Contudo, é percebida a necessidade de um conjunto de recomendações
mínimas em matéria de organização do poder nas empresas, com a
finalidade de provomover a lealdade, a transparência, o controle e a
responsabilidade. Ou seja, as regras de gestão de uma empresa devem
ser conhecidas e os riscos do negócio devem estar sob controle
(Ledouble, 1999, Ruiz, 2005, apud Rodrigues, 2008).
A governança corporativa1
distingue-se da gestão empresarial (management).
Pois esta refere-se às relações entre os gestores e os seus
subordinados (Cannac et Godet, 2001, apud Rodrigues2,
2008), o funcionamento das organizações e os seus resultados,
pórem, são afetados indiretamente pelo corporate
governance. É o governo do
governo, onde: a
governação define
uma relação de poder; o governo
é o exercício operacional desse poder; a governabilidade
é a medida deste poder sobre os sistemas a que se refere (Cannac et
Godet, 2001, apud Rodrigues, 2008).
No âmbito jurídico, o corporate
governace repousa em leis em
sentido formal e em regulamentos, atinentes às matérias de direito
societário e de direito dos valores mobiliários (empresas cotadas
em bolsa de valores). Mas de outro lado – sendo esta a sua gênese
–, releva o denominado soft law,
ao envolver normas sociais destituídas de sanção jurídica, tais
como normas deontológicas, recomendações e regras de boa conduta
(Lutter, 2001; Licht, 2011, apud Câmara, 20123).

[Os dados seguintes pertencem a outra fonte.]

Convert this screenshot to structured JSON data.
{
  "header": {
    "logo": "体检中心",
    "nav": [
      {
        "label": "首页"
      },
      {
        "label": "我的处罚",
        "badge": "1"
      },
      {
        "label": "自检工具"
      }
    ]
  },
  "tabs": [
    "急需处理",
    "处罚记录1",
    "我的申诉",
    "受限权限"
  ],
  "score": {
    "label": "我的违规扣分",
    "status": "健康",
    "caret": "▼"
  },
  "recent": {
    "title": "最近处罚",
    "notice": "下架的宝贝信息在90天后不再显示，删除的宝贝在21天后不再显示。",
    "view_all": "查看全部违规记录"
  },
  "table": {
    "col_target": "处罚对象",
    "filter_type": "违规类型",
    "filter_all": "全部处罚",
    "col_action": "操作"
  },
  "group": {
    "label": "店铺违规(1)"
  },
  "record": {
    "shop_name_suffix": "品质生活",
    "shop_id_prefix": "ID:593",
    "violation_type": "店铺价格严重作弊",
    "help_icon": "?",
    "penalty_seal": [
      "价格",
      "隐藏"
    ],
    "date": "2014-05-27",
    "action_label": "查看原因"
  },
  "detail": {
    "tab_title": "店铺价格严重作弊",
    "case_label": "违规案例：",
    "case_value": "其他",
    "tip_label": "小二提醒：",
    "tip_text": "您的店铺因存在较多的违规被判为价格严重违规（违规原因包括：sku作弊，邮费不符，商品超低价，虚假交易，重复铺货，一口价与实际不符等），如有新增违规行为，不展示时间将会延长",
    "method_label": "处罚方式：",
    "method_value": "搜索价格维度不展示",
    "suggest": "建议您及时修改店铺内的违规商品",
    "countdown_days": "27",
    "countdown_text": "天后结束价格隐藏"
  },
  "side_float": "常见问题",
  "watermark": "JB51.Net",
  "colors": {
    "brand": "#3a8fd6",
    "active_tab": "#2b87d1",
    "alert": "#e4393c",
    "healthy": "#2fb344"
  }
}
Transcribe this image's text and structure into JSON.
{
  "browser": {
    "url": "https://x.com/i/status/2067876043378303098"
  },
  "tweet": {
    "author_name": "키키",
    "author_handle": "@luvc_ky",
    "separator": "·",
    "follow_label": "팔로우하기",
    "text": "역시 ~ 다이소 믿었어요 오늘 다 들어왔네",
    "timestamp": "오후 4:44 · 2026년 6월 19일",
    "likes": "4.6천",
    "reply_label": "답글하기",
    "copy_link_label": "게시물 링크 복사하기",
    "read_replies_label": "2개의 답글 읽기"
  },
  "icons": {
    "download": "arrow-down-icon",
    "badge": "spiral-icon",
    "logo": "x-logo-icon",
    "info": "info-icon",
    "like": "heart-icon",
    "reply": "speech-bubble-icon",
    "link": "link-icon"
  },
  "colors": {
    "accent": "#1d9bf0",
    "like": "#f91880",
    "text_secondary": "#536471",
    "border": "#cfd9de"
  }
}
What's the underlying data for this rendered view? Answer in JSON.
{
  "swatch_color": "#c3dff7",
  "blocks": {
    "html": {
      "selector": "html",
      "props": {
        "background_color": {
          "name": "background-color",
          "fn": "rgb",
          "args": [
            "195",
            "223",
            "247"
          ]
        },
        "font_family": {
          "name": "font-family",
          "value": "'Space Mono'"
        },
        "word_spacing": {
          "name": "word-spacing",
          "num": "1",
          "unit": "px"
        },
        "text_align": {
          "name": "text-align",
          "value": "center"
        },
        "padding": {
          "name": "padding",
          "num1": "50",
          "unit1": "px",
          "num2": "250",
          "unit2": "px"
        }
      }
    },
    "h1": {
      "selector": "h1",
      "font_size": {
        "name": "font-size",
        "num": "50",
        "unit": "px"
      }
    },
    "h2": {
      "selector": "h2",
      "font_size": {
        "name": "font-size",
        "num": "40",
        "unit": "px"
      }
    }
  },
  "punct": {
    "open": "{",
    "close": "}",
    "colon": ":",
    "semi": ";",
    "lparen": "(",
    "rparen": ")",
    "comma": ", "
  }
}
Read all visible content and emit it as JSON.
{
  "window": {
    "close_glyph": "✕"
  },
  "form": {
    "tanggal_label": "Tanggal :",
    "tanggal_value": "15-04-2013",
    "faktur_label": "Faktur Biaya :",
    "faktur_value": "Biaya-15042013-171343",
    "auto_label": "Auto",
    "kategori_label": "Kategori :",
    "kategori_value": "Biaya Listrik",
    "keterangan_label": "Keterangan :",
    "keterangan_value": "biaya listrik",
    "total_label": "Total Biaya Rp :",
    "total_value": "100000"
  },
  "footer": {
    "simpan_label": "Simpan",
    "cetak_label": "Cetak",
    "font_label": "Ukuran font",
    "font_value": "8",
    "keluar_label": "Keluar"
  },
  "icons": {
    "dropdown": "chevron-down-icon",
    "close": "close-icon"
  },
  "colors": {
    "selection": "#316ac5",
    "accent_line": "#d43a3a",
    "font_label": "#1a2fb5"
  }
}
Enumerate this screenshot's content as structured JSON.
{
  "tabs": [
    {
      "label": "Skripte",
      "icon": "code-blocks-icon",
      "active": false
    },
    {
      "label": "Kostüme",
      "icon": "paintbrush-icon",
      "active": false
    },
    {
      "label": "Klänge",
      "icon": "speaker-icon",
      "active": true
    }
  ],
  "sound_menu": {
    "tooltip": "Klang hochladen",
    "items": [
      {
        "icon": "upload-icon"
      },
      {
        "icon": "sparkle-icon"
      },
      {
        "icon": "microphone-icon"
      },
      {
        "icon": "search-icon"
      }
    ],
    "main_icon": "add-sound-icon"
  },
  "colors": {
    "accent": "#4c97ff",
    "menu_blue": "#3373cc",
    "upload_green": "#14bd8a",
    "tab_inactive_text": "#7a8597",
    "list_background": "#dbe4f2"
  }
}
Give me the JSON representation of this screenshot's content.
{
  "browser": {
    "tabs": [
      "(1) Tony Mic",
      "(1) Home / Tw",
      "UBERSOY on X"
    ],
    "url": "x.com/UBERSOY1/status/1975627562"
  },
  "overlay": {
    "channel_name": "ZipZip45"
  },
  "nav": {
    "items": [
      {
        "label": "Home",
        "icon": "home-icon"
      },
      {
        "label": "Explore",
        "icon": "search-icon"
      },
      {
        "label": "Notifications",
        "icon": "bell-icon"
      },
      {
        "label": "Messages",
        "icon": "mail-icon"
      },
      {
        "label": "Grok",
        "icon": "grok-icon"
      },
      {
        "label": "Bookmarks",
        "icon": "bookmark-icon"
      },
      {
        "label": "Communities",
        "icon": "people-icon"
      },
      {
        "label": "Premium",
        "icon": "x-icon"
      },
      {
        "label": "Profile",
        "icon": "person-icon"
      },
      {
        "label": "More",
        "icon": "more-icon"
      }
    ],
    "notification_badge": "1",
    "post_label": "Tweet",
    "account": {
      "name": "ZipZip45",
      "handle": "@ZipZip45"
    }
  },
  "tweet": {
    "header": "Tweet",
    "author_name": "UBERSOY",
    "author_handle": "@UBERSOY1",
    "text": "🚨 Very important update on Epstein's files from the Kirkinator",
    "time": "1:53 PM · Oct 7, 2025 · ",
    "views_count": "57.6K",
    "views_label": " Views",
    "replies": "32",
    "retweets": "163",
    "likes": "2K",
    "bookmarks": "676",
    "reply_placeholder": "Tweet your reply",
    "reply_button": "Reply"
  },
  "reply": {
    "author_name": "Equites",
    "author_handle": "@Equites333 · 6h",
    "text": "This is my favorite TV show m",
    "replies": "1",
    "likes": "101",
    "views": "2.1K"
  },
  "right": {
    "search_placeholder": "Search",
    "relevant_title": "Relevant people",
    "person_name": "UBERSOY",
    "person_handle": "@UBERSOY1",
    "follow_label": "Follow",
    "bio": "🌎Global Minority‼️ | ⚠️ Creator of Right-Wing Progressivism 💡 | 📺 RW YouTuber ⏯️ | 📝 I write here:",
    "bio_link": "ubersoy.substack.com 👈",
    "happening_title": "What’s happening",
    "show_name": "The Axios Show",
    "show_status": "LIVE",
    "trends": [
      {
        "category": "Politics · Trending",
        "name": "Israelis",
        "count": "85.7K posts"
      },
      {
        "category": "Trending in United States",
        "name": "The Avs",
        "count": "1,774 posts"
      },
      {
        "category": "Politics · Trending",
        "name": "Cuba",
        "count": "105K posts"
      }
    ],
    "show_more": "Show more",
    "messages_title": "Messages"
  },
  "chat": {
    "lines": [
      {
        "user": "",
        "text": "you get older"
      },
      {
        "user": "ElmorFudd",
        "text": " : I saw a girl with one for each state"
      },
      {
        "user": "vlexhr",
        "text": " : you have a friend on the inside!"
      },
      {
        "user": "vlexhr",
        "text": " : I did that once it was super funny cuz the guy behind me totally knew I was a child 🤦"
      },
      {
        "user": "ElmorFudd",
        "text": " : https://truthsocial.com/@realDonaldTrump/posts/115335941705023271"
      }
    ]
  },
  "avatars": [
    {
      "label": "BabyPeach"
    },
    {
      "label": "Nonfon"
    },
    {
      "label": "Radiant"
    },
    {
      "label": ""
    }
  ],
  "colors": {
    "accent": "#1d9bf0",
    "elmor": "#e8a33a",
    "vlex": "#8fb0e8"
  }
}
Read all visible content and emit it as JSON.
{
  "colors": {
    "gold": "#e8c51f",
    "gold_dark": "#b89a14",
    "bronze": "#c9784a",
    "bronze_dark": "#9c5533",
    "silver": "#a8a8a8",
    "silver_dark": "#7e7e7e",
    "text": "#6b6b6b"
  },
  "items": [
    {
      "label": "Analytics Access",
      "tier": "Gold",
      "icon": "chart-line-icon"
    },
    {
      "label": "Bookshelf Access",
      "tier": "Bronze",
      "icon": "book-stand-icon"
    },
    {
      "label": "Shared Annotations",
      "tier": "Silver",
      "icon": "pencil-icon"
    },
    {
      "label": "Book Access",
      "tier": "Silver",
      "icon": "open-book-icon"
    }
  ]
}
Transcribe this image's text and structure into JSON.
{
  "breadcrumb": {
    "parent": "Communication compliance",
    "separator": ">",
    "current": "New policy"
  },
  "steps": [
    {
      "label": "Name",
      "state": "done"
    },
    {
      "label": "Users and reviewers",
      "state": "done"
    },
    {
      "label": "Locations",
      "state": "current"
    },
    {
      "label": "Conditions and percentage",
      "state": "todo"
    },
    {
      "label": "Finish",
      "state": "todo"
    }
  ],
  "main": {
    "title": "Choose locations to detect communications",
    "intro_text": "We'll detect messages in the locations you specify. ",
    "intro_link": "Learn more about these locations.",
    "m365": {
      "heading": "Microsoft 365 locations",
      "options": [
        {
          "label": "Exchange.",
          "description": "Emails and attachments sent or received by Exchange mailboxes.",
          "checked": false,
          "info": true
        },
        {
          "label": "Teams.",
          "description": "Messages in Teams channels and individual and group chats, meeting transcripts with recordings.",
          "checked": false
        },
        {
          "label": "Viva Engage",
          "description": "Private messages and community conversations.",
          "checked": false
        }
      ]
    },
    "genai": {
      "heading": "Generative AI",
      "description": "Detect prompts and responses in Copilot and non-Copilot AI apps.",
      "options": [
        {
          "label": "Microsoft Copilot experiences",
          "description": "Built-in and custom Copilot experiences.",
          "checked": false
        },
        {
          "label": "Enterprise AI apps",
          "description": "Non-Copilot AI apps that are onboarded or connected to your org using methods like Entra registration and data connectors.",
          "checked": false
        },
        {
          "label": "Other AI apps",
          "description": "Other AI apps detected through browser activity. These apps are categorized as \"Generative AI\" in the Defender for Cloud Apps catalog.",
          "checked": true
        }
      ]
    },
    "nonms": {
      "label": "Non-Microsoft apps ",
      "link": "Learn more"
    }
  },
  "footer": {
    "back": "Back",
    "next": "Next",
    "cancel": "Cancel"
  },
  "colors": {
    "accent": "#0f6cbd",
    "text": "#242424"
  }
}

E é precisamente neste âmbito que encontramos os códigos de
governança corporativa (corporate governance codes,
corporate governance Kode), que
podem definir-se, em sentido amplo, como “os conjuntos
sistematizados de normas de natureza recomendatória respeitantes ao
bom governo das sociedades” (Câmara, p. 13, 2012). Assim, de um
lado estão as normas jurídicas relativas ao governo societário,
v.g. sobre
administração de sociedades, direitos dos acionistas, deveres de
informação e transações sobre o controle, etc., que por
conseguinte, poderão ser completadas com as normas “privadas” de
governo das sociedades – decorrente do caráter da liberdade
econômica e organizacional das empresas.
Neste contexto, a vontade de aperfeiçoar os mecanismos de governança
corporativa foi confrontada com a necessidade de conciliar as
exigências de regulação jurídica com as necessidades e de
flexibilidade e discricionariedade típicas da gestão. Tal levou ao
movimento das “recomendações” de governo das últimas décadas
(nomeadamente o Model Business Corporation Act nos EUA
e o Cadbury Report no Reino Unido). Este movimento acabou por
conhecer uma forte expansão em resultado de episódios marcantes de
falências de sociedades cotadas que, na sua gênese, apresentavam
problemas de governança. Durante muito tempo, a resposta a estes
episódios foi suportada na convicção de que as recomendações de
governo aprovadas em torno de princípios consensuais de boa
governação, associadas à divulgação da sua adoção ou não
(comply or explain), seriam suficientes para tutelar os
diversos interesses em causa.
De outro lado, escândalos como a Enron e a Worldcom acabaram
por levar ao acentuar de uma nova tendência no âmbito da governança
corporativa. Dada a inefetividade das recomendações, os
legisladores promoveram uma ampla conversão em regras jurídicas
vinculativas muitas das práticas que até então eram meras
recomendações (a aprovação da Lei Sarbanes-Oxley em 2002
constitui marco de viragem e que teve reflexos também na União
Europeia com a reforma do direito comunitário relativo aos mercados
financeiros e às sociedades empresariais).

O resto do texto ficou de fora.